TURKEY: A bomb blast killed three Turks and injured dozens more people, including foreign tourists, in Turkey's southwestern…

TURKEY: A bomb blast killed three Turks and injured dozens more people, including foreign tourists, in Turkey's southwestern resort town of Antalya yesterday, the fifth such terror attack in less than 24 hours.

On Sunday, one bomb exploded in Istanbul injuring six people, while three in Marmaris, another resort town in the country's southwest, injured 21 people, including Britons and Turks. The Kurdistan Freedom Falcons, seen as a front for the Kurdistan Workers' Party (PKK), claimed responsibility for Sunday's attacks.

It warned that "Turkey is not a safe country, tourists should not come to Turkey". There was no immediate claim of responsibility for the Antalya attack.

Since 1984 the PKK has waged a campaign of violence aimed at establishing a separate Kurdish state in the country's predominantly Kurdish southeast.

READ MORE

It declared a ceasefire in 1999 following the arrest and trial of its leader Abdullah Ocalan, now in jail in western Turkey.

But since 2004, even as a new government loosened political restrictions on Kurds, attacks have resumed against the military in the southeast and civilians in the west.

Since the US invasion of Iraq in 2003, Turkish officials have warned that the PKK, which has camps in the Kurdish-dominated north of Iraq, have been able to obtain more sophisticated weapons and explosives.

A spokesman for the Turkish government said Ankara was in constant dialogue with the Iraqi authorities, US forces in Iraq and other countries' intelligence services. "But we are just not getting the concrete results that we need," he said.

The bombings appeared to confirm fears that the PKK would increasingly target tourist resorts, in an attempt to damage the economy.

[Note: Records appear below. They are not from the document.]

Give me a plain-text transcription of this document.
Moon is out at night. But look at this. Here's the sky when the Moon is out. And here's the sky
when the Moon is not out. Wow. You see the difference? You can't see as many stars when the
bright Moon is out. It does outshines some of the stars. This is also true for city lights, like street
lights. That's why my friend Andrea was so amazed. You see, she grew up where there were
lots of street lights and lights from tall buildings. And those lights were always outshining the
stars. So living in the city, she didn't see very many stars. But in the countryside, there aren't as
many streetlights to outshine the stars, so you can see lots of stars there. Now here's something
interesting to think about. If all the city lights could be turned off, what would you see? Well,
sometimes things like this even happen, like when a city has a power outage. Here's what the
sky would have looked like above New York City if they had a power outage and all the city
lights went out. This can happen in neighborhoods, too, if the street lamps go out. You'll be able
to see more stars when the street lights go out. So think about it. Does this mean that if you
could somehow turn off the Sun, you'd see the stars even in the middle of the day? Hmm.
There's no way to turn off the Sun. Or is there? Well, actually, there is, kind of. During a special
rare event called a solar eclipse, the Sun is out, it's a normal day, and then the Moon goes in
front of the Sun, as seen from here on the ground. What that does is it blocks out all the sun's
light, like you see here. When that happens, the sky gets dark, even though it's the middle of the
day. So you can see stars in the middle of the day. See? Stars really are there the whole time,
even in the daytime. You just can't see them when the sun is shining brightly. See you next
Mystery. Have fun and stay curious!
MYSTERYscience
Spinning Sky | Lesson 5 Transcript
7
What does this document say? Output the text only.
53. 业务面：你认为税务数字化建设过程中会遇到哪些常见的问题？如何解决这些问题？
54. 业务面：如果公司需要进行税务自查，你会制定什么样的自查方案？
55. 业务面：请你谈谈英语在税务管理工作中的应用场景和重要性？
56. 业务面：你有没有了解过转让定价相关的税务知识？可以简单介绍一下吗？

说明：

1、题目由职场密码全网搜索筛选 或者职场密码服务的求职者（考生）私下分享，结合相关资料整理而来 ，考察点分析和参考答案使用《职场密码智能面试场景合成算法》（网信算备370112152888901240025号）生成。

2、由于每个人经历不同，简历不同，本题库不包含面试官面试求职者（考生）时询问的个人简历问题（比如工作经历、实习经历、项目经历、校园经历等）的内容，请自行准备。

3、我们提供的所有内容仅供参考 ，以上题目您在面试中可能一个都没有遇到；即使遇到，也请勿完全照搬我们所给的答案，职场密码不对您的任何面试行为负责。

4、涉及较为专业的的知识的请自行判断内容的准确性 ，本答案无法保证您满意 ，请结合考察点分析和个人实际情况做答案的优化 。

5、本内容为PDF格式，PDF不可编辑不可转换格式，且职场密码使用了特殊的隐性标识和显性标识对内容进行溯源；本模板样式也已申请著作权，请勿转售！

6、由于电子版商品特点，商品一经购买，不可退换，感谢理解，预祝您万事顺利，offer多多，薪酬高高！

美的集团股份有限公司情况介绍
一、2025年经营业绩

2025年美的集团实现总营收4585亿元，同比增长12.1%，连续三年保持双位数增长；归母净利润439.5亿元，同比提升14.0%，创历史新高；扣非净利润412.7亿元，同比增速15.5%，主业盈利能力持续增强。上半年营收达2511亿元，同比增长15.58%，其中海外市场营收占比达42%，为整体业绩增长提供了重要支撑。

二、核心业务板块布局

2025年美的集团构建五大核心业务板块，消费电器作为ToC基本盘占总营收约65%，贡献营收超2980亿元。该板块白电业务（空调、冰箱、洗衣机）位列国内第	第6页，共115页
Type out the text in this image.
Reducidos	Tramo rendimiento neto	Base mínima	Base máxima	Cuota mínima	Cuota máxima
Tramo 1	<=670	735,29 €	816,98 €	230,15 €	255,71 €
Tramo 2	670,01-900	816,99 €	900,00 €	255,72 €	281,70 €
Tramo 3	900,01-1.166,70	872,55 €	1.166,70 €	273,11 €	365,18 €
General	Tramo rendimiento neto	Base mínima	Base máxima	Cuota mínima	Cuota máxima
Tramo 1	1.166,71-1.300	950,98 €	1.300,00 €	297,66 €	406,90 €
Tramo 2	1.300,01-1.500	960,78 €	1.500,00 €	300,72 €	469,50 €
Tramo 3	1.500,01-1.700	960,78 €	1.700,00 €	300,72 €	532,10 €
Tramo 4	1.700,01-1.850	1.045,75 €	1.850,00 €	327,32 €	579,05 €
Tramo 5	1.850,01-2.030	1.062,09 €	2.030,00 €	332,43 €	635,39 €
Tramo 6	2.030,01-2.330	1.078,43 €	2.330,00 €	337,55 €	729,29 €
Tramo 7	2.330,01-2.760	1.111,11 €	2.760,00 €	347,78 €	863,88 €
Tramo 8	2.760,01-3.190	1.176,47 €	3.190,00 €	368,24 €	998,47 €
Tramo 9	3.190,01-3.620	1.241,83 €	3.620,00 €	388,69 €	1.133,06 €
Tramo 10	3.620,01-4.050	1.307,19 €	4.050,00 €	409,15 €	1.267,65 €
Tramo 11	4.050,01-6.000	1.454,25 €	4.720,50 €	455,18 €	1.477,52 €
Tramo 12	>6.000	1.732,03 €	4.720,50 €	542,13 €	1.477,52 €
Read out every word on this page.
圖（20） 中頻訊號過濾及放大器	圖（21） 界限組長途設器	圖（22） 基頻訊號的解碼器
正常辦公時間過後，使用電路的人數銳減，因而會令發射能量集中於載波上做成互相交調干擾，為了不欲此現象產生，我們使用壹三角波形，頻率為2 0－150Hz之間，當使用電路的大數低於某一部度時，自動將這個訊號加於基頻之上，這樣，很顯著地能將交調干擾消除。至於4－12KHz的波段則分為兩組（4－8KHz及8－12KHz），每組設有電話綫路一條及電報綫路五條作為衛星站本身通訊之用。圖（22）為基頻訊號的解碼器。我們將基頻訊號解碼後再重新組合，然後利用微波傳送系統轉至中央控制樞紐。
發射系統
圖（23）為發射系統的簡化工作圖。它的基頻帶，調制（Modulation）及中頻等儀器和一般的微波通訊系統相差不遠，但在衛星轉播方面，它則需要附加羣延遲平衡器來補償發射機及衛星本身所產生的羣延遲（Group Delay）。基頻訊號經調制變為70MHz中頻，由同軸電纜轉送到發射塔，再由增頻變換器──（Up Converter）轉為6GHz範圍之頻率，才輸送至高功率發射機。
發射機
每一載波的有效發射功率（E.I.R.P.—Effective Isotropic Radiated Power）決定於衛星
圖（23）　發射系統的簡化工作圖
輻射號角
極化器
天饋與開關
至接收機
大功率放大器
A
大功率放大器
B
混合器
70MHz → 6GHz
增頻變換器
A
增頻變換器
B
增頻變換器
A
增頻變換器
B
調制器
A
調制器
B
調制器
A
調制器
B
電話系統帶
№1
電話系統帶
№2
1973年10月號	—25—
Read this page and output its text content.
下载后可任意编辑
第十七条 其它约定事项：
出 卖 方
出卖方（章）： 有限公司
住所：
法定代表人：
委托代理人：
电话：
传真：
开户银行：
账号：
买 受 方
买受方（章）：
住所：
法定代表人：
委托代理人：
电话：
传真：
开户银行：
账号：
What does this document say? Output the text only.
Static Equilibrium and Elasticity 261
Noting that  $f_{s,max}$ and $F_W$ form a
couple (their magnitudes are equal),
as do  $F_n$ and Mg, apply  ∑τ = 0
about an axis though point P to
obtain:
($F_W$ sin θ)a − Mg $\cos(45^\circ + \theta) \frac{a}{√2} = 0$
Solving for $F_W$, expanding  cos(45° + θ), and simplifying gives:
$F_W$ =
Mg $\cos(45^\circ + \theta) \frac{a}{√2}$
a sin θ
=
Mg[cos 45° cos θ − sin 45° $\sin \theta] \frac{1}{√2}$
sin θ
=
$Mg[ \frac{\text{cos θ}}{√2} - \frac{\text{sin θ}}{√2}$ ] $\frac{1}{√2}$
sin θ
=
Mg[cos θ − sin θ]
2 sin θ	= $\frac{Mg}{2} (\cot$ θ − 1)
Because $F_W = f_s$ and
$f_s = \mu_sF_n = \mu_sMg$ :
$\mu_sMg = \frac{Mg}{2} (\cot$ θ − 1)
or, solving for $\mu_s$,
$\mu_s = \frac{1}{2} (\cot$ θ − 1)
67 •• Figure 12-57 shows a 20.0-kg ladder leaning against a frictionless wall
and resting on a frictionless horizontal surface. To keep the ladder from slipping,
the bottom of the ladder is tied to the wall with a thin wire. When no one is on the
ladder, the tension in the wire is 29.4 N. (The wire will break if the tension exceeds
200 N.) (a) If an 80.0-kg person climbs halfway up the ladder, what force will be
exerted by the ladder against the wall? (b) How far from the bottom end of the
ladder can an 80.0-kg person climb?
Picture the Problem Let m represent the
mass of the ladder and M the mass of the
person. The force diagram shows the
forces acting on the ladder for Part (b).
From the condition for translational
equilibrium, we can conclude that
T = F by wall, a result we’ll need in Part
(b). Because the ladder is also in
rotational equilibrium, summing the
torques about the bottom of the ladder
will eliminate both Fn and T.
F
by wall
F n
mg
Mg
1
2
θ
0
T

One of the bombs in Marmaris had been left in a bag under the seat of a minibus travelling a route popular with tourists, while the other two had been left in litter bins in the town centre which was crowded with holidaymakers on their way to restaurants and bars. Last year foreign tourists contributed €11.5 billion to the economy, up from €9.5 billion in 2004.

Tourist numbers for the first seven months of this year were down 6.4 per cent to 10.99 million. The industry, however, is reluctant to attribute the drop in arrivals to terror incidents alone.